Although refugees living in camps make up the vast majority of those displaced people in need, a
small number of especially vulnerable people are rehoused to one of Chios’ UNHCR sponsored
apartments located elsewhere on the island. Refugees are granted apartments on a needs basis, and
successful applicants have to fall under at least one of the criteria that class them as “vulnerable”;
disability, critical mental health, chronic illness or pregnancy. Apartments can provide an essential
privacy and safety for the residents; however, loneliness and isolation are a seriously detrimental
symptom of the move. Relief charities often operate with camp’s inhabitants as their focal point,
and as a result, provisions often bypass those living on the margins of the refugee crisis.

When CESRT is given notice of a new resident, our apartment distributions coordinator will initially
liaise with the family or individual who has been relocated in order to assess their exact condition.

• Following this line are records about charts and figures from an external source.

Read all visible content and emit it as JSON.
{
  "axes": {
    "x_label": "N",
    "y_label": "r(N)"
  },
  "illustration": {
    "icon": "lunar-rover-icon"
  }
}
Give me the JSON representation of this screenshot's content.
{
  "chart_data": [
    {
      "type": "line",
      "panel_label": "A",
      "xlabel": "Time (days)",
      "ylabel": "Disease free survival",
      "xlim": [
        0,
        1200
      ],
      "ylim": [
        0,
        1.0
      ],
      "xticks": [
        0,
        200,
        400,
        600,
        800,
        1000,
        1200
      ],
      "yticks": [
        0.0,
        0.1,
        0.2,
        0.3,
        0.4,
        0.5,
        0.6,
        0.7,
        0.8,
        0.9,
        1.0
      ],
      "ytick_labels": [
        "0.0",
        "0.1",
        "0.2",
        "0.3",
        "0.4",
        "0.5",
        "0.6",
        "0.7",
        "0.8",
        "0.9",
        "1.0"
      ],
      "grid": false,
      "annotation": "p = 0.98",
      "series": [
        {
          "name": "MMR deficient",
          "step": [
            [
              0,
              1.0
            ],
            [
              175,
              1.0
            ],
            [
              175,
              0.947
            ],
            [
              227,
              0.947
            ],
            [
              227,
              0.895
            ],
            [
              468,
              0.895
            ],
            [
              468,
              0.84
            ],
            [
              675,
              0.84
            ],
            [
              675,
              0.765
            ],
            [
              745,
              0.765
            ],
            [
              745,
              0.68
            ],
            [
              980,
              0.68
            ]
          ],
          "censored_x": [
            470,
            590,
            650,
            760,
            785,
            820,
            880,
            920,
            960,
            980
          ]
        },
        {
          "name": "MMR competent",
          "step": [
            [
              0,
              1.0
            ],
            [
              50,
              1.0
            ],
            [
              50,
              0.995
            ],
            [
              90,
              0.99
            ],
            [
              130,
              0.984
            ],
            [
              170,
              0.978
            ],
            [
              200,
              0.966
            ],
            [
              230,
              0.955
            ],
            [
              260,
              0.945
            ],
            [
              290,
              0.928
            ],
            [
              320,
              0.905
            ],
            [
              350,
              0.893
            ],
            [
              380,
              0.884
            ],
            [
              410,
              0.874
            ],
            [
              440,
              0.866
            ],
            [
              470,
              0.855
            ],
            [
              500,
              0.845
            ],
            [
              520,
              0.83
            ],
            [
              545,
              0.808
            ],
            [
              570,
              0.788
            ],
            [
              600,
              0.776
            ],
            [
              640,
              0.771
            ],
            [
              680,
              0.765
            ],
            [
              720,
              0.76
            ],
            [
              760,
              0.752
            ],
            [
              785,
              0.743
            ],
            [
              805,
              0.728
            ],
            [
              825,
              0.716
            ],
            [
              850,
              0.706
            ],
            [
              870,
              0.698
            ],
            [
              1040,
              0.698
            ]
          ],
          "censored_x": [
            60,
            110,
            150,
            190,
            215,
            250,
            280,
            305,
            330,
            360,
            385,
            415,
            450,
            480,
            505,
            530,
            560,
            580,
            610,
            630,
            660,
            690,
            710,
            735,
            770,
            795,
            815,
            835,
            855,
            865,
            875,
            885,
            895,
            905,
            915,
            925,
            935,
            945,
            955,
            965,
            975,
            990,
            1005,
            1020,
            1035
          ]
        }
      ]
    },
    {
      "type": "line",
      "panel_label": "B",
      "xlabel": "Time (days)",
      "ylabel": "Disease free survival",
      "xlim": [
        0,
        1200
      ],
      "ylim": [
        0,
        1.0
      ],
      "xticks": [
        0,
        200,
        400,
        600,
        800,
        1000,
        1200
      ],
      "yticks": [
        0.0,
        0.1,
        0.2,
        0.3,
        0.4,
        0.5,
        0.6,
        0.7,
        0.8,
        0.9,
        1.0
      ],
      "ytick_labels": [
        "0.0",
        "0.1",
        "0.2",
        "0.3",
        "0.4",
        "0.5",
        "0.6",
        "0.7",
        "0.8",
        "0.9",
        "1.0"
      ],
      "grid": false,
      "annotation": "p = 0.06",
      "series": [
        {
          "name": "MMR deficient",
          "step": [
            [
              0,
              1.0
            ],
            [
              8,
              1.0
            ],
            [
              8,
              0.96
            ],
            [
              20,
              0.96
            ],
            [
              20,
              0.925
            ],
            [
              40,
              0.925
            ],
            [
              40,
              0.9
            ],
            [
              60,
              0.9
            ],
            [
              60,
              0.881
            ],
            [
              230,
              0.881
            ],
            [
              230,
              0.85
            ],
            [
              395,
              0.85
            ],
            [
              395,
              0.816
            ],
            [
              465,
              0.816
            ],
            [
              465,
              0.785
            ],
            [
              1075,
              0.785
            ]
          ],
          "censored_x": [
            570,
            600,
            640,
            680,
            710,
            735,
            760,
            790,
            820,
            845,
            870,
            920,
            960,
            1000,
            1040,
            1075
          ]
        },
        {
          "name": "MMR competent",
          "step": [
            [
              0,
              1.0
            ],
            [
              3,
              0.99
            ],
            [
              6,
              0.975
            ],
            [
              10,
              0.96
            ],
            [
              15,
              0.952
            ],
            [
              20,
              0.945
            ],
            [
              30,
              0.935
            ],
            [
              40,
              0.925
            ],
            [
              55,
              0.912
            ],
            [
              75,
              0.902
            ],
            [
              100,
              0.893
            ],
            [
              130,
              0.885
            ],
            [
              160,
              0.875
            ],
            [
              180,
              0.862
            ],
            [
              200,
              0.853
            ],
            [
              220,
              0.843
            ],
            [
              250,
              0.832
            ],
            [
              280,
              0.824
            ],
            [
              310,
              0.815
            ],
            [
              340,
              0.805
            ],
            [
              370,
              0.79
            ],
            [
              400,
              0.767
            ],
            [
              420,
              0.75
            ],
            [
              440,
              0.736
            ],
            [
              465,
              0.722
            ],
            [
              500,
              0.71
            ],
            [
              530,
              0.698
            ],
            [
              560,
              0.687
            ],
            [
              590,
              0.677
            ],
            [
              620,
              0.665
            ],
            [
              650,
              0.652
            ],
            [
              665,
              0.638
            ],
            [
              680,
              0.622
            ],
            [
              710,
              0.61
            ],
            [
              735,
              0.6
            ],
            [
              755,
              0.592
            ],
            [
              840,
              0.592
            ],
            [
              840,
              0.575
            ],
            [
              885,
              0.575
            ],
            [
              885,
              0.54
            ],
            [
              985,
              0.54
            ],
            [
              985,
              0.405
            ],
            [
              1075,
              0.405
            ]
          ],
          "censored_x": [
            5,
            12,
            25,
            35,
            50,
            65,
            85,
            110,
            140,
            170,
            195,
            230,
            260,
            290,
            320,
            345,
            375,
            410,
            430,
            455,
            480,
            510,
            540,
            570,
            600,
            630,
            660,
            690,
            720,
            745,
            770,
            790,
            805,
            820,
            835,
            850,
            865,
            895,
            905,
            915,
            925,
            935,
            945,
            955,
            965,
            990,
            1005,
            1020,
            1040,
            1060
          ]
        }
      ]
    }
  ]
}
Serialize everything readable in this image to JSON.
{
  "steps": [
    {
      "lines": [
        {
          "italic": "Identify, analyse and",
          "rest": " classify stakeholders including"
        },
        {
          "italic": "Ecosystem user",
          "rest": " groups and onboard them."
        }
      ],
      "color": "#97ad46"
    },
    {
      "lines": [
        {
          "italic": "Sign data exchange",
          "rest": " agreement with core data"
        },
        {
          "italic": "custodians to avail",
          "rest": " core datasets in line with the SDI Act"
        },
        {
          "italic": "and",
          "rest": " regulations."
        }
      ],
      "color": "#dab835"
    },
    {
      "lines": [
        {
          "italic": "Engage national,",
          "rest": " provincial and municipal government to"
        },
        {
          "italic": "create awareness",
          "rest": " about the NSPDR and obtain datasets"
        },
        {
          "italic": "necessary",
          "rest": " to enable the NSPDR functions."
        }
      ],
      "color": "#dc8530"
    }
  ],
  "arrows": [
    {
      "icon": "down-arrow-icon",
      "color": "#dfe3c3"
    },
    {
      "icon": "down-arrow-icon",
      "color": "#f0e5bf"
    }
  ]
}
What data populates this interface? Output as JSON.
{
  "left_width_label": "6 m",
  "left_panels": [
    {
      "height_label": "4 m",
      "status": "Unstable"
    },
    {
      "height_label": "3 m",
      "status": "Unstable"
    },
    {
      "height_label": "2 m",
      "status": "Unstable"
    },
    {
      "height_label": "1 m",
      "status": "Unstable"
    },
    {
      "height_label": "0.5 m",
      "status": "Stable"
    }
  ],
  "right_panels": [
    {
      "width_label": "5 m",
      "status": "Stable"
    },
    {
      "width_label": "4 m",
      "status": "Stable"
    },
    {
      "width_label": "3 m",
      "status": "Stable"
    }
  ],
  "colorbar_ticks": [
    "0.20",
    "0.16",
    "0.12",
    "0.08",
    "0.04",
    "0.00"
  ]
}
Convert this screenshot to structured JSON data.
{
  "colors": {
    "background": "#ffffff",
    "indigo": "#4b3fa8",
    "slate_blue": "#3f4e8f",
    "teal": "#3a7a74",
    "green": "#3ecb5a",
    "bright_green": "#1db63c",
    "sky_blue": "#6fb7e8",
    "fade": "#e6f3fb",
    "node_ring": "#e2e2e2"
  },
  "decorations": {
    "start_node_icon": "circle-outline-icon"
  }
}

Beyond the flat itself, it is not unusual for rehoused refugees to have absolutely no other provisions
or supplies. Their requests are as basic as food and clothing, dishes and cutlery and even electric
stoves and heaters. This part of our work doesn’t come without its challenges. This project puts a
spotlight on the harsh reality of war’s effect on mental health. Its essential to recognise the
multifaceted ways in which the crisis leaves desperation in its tracks. Apartment distributions are
entirely core to our mission as an emergency relief charity.